2 个计算着色器,1 个 glMemoryBarrier = OK?

2 Compute shaders, 1 glMemoryBarrier = OK?

设置(android 设备上的 OpenGL ES 3.1):

Compute_shader_clear(在PROGRAM_A):

layout (local_size_x = 8, local_size_y = 8) in;
layout(rgba32f, binding=0) writeonly uniform mediump image2D write00;
void main() {
 ...
 imageStore(write00, pixel, vec4(0.0));
}

Compute_shader_main(在PROGRAM_B):

layout (local_size_x = 8, local_size_y = 8) in;
layout(rgba32f, binding=0) writeonly uniform mediump image2D write00;
void main() {
 ...
 imageStore(write00, pixel, final_color);
}

两个计算着色器都指向同一个纹理 (绑定零 = 图像单元零)

应用调用代码:

glUseProgram(PROGRAM_A);
glDispatchCompute(90, 160, 1);
glUseProgram(PROGRAM_B);
GLES31.glMemoryBarrier(GLES31.GL_SHADER_IMAGE_ACCESS_BARRIER_BIT);
glDispatchCompute(3, 160, 1);
...

这个设置似乎没有问题,但是这个解释正确吗? :

  1. 屏障是必要的,因为两者都有可能 调度命令可以同时运行。

  2. barrier的意思是没有imageStore会被执行 第二次分派直到第一次调用所有 imageStore 派送完毕

The barrier is necessary because it is possible that both dispatch commands could be running at the same time.
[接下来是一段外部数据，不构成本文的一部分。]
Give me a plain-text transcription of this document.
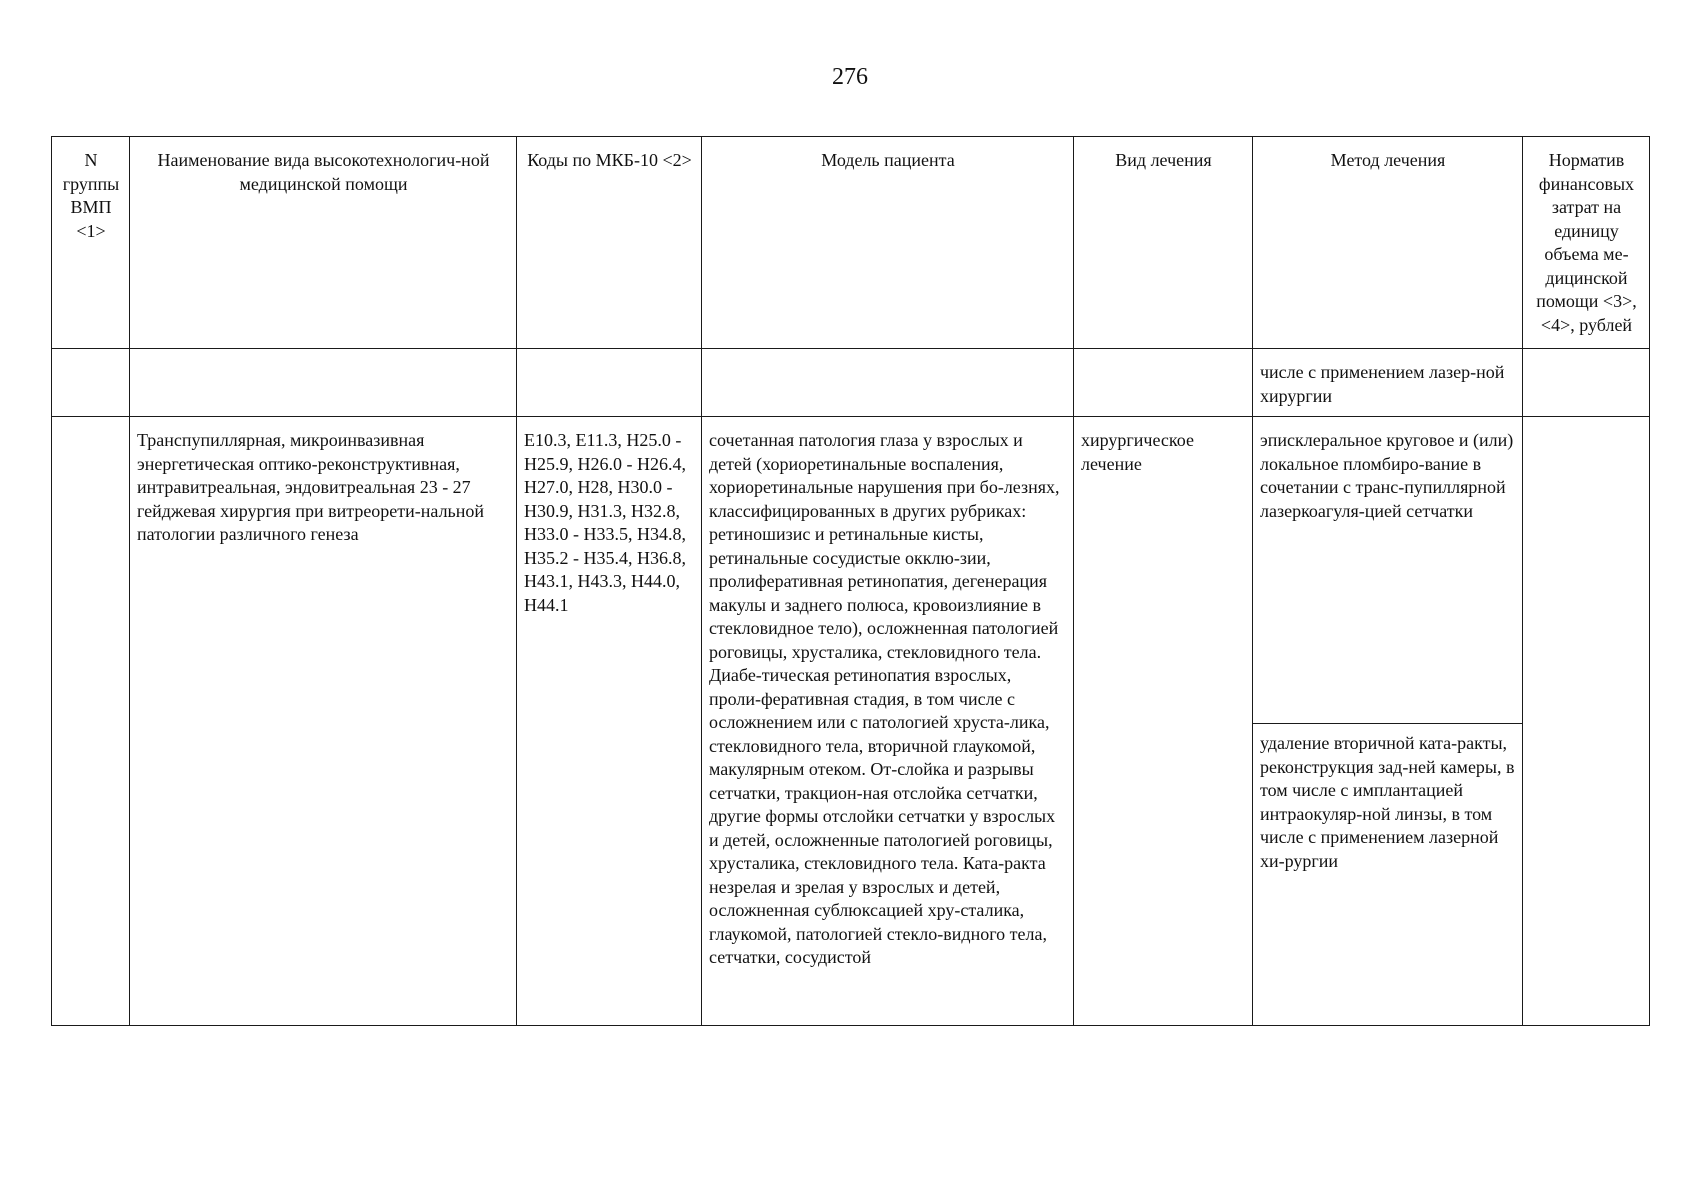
276
N группы ВМП <1>	Наименование вида высокотехнологич-ной медицинской помощи	Коды по МКБ-10 <2>	Модель пациента	Вид лечения	Метод лечения	Норматив финансовых затрат на единицу объема ме-дицинской помощи <3>, <4>, рублей
					числе с применением лазер-ной хирургии	
	Транспупиллярная, микроинвазивная энергетическая оптико-реконструктивная, интравитреальная, эндовитреальная 23 - 27 гейджевая хирургия при витреорети-нальной патологии различного генеза	E10.3, E11.3, H25.0 - H25.9, H26.0 - H26.4, H27.0, H28, H30.0 - H30.9, H31.3, H32.8, H33.0 - H33.5, H34.8, H35.2 - H35.4, H36.8, H43.1, H43.3, H44.0, H44.1	сочетанная патология глаза у взрослых и детей (хориоретинальные воспаления, хориоретинальные нарушения при бо-лезнях, классифицированных в других рубриках: ретиношизис и ретинальные кисты, ретинальные сосудистые окклю-зии, пролиферативная ретинопатия, дегенерация макулы и заднего полюса, кровоизлияние в стекловидное тело), осложненная патологией роговицы, хрусталика, стекловидного тела. Диабе-тическая ретинопатия взрослых, проли-феративная стадия, в том числе с осложнением или с патологией хруста-лика, стекловидного тела, вторичной глаукомой, макулярным отеком. От-слойка и разрывы сетчатки, тракцион-ная отслойка сетчатки, другие формы отслойки сетчатки у взрослых и детей, осложненные патологией роговицы, хрусталика, стекловидного тела. Ката-ракта незрелая и зрелая у взрослых и детей, осложненная сублюксацией хру-сталика, глаукомой, патологией стекло-видного тела, сетчатки, сосудистой	хирургическое лечение	эписклеральное круговое и (или) локальное пломбиро-вание в сочетании с транс-пупиллярной лазеркоагуля-цией сетчатки	
					удаление вторичной ката-ракты, реконструкция зад-ней камеры, в том числе с имплантацией интраокуляр-ной линзы, в том числе с применением лазерной хи-рургии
从技术上讲是的,但更恰当的原因是 "because the OpenGL ES specification says it is necessary."

The barrier means that no imageStore will be executed in the second dispatch until ALL imageStore calls in the first dispatch are finished.

屏障的意思是,如果后面有 read/write 操作试图访问先前写入的数据,那些 read/write 操作将 read/overwrite 屏障之前的命令写入的数据.

如何实施是一个实施细节。通过以某种方式使用某种排序操作,可能存在可以并发执行此类命令的硬件。诚然,大多数实现都会按照您所说的去做:等到先前的命令执行完毕并清除缓存,然后再执行后续命令。